Question: Dense Nodes with Millions of Relations?


(Alec Muffett) #1

There are perhaps 250 countries in the world.

  • If you have People nodes, and Country nodes
  • and if you have millions of people (eg: representing the 1+ countries which people have ever visited)
  • then some of these Country nodes will have tens of thousands, perhaps hundreds of thousands or millions of relationships ...

What I am wondering is "I am sure that Neo can cope with this, but is this truly a sane way to model data"?

It strikes me that perhaps it is more sane / less likely to cause query explosions, if Country nodes are somehow "sharded", eg: with something like:

(p:Person {uid:42})-[:Visited]->(c:Country {name:"France", uid:42})

...so that (assuming we are most interested in the :Visited forward relationship, each Person has a small cluster of per-Person-sharded Country nodes associated with them.

What do other folks think, please? Both approaches have pros/cons that I can see...


(Alec Muffett) #2

Apparently relevant link:


(Alec Muffett) #3

Further, from @mark.needham a few years ago, touching on CREATE UNIQUE (which may be defunct now?) but regarding an effect that I may be encountering, that csv-importing and merging relationships to dense/ish nodes may be slowing as the relationship count rises.

Sample code:

USING PERIODIC COMMIT LOAD CSV WITH HEADERS FROM "file:/foo.csv" AS batch
WITH batch WHERE (batch.FOO <> "")
MATCH (a:Person {uid:toInteger(batch.UID)}), (x:Foo {nonce:batch.FOO})
MERGE (a)-[ax:PersonToFoo]->(x)
ON CREATE SET ax.weight = toInteger(batch.WEIGHT)
ON MATCH SET ax.weight = ax.weight + toInteger(batch.WEIGHT)
; 

...where a and x have been pre-created in previous runs, per the suggestion from @michael.hunger in Tip: Avoiding Slow & Messy Conditionals (or: splitting input) in Cypher for bulk import LOAD CSV?

(edit: there are tens-of-millions of relations to create, from a multi-gigabyte CSV file; there are also UNIQUE constraints on a.uid and x.nonce)

Mark's Blog Link: https://markhneedham.com/blog/2015/07/28/neo4j-mergeing-on-super-nodes/


(Michael Hunger) #4

Actually there is a specific cypher operator for that MERGE(INTO) which takes the two node degrees into account.

And starts from the smaller side to check if a relationship exists between the two.

Your statement also has to write for every line.

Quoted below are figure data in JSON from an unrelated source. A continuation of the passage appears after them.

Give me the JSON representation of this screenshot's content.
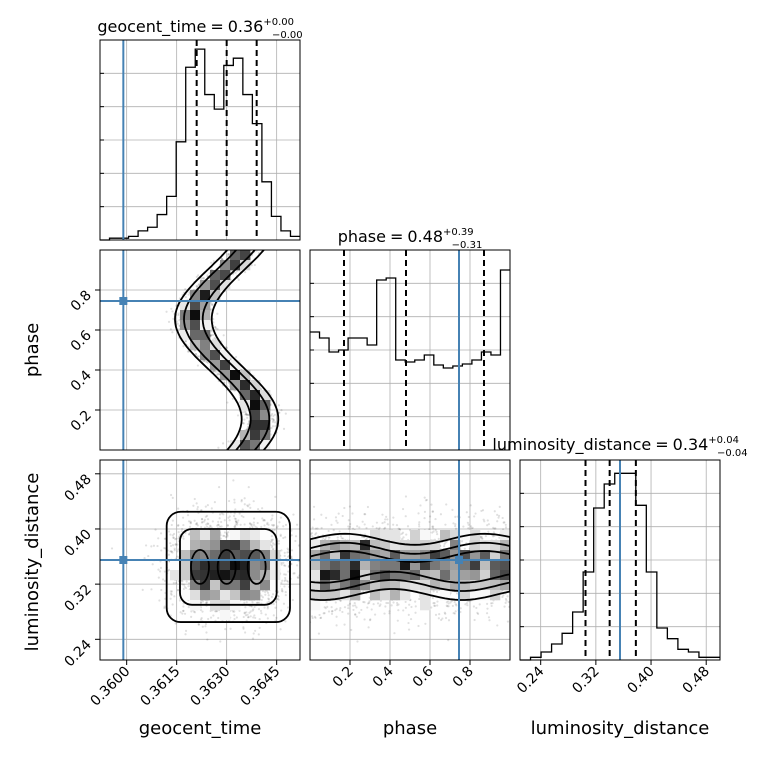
{
  "chart_data": {
    "type": "corner",
    "parameters": [
      "geocent_time",
      "phase",
      "luminosity_distance"
    ],
    "truth": {
      "geocent_time": 0.3599,
      "phase": 0.745,
      "luminosity_distance": 0.355
    },
    "colors": {
      "truth": "#4682b4",
      "hist": "#000000",
      "grid": "#b0b0b0"
    },
    "grid": true,
    "panels": {
      "geocent_time": {
        "title": {
          "name": "geocent_time",
          "value": "0.36",
          "plus": "+0.00",
          "minus": "−0.00"
        },
        "xlim": [
          0.3592,
          0.3652
        ],
        "xticks": [
          0.36,
          0.3615,
          0.363,
          0.3645
        ],
        "xtick_labels": [
          "0.3600",
          "0.3615",
          "0.3630",
          "0.3645"
        ],
        "quantiles": [
          0.3621,
          0.363,
          0.3639
        ],
        "hist": [
          0,
          1,
          1,
          2,
          5,
          7,
          14,
          24,
          54,
          95,
          105,
          80,
          72,
          96,
          100,
          80,
          64,
          32,
          13,
          5,
          2
        ],
        "hist_ylim": [
          0,
          110
        ]
      },
      "phase": {
        "title": {
          "name": "phase",
          "value": "0.48",
          "plus": "+0.39",
          "minus": "−0.31"
        },
        "xlim": [
          0.0,
          1.0
        ],
        "xticks": [
          0.2,
          0.4,
          0.6,
          0.8
        ],
        "xtick_labels": [
          "0.2",
          "0.4",
          "0.6",
          "0.8"
        ],
        "yticks": [
          0.2,
          0.4,
          0.6,
          0.8
        ],
        "ytick_labels": [
          "0.2",
          "0.4",
          "0.6",
          "0.8"
        ],
        "quantiles": [
          0.17,
          0.48,
          0.87
        ],
        "hist": [
          118,
          112,
          98,
          100,
          112,
          112,
          105,
          170,
          172,
          90,
          88,
          90,
          95,
          85,
          82,
          84,
          86,
          90,
          98,
          95,
          180
        ],
        "hist_ylim": [
          0,
          200
        ]
      },
      "luminosity_distance": {
        "title": {
          "name": "luminosity_distance",
          "value": "0.34",
          "plus": "+0.04",
          "minus": "−0.04"
        },
        "xlim": [
          0.21,
          0.5
        ],
        "xticks": [
          0.24,
          0.32,
          0.4,
          0.48
        ],
        "xtick_labels": [
          "0.24",
          "0.32",
          "0.40",
          "0.48"
        ],
        "yticks": [
          0.24,
          0.32,
          0.4,
          0.48
        ],
        "ytick_labels": [
          "0.24",
          "0.32",
          "0.40",
          "0.48"
        ],
        "quantiles": [
          0.305,
          0.34,
          0.378
        ],
        "hist": [
          0,
          1,
          3,
          6,
          10,
          18,
          33,
          57,
          66,
          70,
          70,
          58,
          33,
          12,
          8,
          4,
          3,
          1,
          1
        ],
        "hist_ylim": [
          0,
          75
        ]
      }
    }
  }
}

Something that can be helpful in general for this kind of statement is to aggregate first
and then create the data after.
(But that would not work with USING PERIODIC COMMIT (for > 1M rels), so you'd have to use apoc.periodic.iterate)

call apoc.periodic.iterate('
LOAD CSV WITH HEADERS FROM "file:/foo.csv" AS batch 
WITH batch WHERE (batch.FOO <> "") 
RETURN toInteger(batch.UID) as person, batch.FOO as foo, sum(toInteger(batch.WEIGHT)) as weight
','
MATCH (a:Person {uid:person}), (x:Foo {nonce:foo}) 
MERGE (a)-[ax:PersonToFoo]->(x) 
SET ax.weight = ax.weight + weight
',{batchSize:10000})

(Alec Muffett) #5

Hi @michael.hunger - thank you for the response; and I take your point about the aggregation, that makes sense, I may try it. But where you say:

...I don't really understand what you mean; is there a different kind of MERGE that I should be using?


(Michael Hunger) #6

Nope that's automatic, you see the difference in the query plan.